We see this mental habit of surety in the way we talk about issues today, particularly those that involve life and death, from the "war on cops" to the national security state to the Syrian refugee crisis to the nuclear deal with Iran.
We don't know whether the Iran deal will make war more or less likely in the war-torn Middle East, yet President Barack Obama says rejecting it is a vote for war, and a bunch of ex-military officials think the deal will make war the likeliest outcome. We don't know whether the military intervention hawks wanted in Syria would have stemmed the refugee crisis or even created a more stable Middle East (for those who think they know the answer to that question, recall that pro-interventionists in Libya were taunting the anti-interventionists as recently as August 2011). For us skeptics of war, we don't know whether the strategic U.S. pullback we advocate would increase or decrease the likelihood of near-term or medium-term misery, subjugation, and genocide. We may all have our strong beliefs, but we too often dress them up as unassailable facts.
Reason
What would happen in a world where humans, including those in or near power, freely admitted that they don't know how to stop ISIS, can't tell the difference between a Yazidi and and Assyrian, have no convincing explanation for why crime stats are fluctuating this year, and don't know why Billy Beane's shit doesn't work in the playoffs? For one, I think people would be a little less likely to champion or sign up for giant, mass-mobilizing schemes. If we are humble in the face of facts, and mindful of the unforeseen consequences that come with every grand plan, we might be more cautious about bending a sprawling nation's resources and will in one direction or another. Hence the pro-interventionist anxiety: We don't know will too easily translate into We won't act.
But the real benefits to humility are more individual than societal. One of the things that the experts knew after 9/11 is that there would be an immediate American backlash against Muslims and people of Middle Eastern descent. Well, the experts were wrong. We didn't know about the Muslim world's beef with the United States, or the backstory behind the odd lines drawn on Middle Eastern maps, so we read up on it.
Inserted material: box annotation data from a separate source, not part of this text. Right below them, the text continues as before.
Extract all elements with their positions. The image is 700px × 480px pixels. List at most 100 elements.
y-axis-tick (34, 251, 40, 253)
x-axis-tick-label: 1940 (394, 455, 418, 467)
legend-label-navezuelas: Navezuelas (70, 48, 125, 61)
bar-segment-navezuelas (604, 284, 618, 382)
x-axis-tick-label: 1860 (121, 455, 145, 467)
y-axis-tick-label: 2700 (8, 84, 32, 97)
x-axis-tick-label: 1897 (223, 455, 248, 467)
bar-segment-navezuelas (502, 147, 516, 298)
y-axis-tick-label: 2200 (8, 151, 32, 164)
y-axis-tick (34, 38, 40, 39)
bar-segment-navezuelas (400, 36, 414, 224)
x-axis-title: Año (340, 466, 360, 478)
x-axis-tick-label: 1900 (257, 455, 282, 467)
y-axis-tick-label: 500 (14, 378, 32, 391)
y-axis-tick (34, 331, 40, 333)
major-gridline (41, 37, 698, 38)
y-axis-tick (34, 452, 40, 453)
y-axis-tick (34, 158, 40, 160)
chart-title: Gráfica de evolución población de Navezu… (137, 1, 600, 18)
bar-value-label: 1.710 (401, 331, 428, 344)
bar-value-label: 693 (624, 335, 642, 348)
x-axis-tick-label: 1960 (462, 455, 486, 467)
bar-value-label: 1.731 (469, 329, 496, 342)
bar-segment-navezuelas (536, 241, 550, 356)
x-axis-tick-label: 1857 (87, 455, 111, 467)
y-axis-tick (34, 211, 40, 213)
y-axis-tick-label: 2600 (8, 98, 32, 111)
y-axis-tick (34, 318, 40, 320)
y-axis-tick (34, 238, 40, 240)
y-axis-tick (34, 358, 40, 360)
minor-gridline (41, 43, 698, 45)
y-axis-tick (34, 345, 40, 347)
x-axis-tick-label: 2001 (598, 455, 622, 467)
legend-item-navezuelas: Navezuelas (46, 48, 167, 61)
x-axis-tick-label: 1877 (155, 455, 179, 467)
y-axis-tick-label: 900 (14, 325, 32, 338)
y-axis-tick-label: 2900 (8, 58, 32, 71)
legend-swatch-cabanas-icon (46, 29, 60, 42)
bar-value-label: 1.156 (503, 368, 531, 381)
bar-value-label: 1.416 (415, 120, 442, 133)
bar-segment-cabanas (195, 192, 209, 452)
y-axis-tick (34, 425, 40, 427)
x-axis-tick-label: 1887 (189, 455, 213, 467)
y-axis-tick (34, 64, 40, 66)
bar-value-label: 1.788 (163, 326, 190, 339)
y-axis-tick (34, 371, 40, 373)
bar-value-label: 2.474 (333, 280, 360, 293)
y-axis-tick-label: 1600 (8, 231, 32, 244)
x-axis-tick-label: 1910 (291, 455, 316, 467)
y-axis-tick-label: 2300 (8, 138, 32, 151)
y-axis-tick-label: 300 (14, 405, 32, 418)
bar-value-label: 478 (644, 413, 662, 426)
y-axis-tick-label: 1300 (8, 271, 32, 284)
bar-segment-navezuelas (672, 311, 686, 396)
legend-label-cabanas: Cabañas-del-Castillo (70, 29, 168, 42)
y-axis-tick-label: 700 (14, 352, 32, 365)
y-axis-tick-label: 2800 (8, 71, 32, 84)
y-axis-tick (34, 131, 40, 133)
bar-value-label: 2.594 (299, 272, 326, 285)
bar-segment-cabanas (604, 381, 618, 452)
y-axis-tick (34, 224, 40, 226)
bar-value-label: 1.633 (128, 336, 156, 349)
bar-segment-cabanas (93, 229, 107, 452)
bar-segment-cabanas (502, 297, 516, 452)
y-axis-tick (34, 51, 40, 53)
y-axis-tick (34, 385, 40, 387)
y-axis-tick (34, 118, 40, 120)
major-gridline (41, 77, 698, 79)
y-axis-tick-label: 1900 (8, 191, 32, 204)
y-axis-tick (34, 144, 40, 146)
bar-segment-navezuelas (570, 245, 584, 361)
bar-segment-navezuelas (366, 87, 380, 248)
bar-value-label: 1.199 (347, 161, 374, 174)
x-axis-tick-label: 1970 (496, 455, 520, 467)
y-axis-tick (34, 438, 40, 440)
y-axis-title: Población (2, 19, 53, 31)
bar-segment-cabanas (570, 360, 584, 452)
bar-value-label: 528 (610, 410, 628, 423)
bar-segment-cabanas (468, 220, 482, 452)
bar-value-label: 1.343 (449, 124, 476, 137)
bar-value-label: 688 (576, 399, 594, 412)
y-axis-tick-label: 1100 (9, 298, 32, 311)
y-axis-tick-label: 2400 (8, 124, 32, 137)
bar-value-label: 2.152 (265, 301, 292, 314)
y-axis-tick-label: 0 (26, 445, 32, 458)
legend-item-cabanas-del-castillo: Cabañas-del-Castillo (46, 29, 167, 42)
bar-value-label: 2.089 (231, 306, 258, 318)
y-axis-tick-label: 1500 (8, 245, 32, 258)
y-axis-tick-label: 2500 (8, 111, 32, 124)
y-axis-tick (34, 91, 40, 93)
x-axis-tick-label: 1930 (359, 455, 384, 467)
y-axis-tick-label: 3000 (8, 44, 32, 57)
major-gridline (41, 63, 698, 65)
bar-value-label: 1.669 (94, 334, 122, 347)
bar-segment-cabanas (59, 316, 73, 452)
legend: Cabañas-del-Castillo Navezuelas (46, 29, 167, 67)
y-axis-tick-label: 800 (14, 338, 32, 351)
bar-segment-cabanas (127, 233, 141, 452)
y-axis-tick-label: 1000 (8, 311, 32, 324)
Not for the last time, panic over Middle America's inherent violence turned out to be unfounded.
My great regret after 9/11, both as an individual and as a citizen of a country that has been so poorly governed ever since, is that that thirst for knowledge and innate sense of decency was not also tempered with an appreciation for the limits of both human understanding and bureaucratic competence. With half of Republican voters currently supporting Great Man-theory novices, and virtually all Democrats lining up behind candidates with unshakeable confidence in the liberating power of government, it doesn't appear that we will learn that lesson any time soon.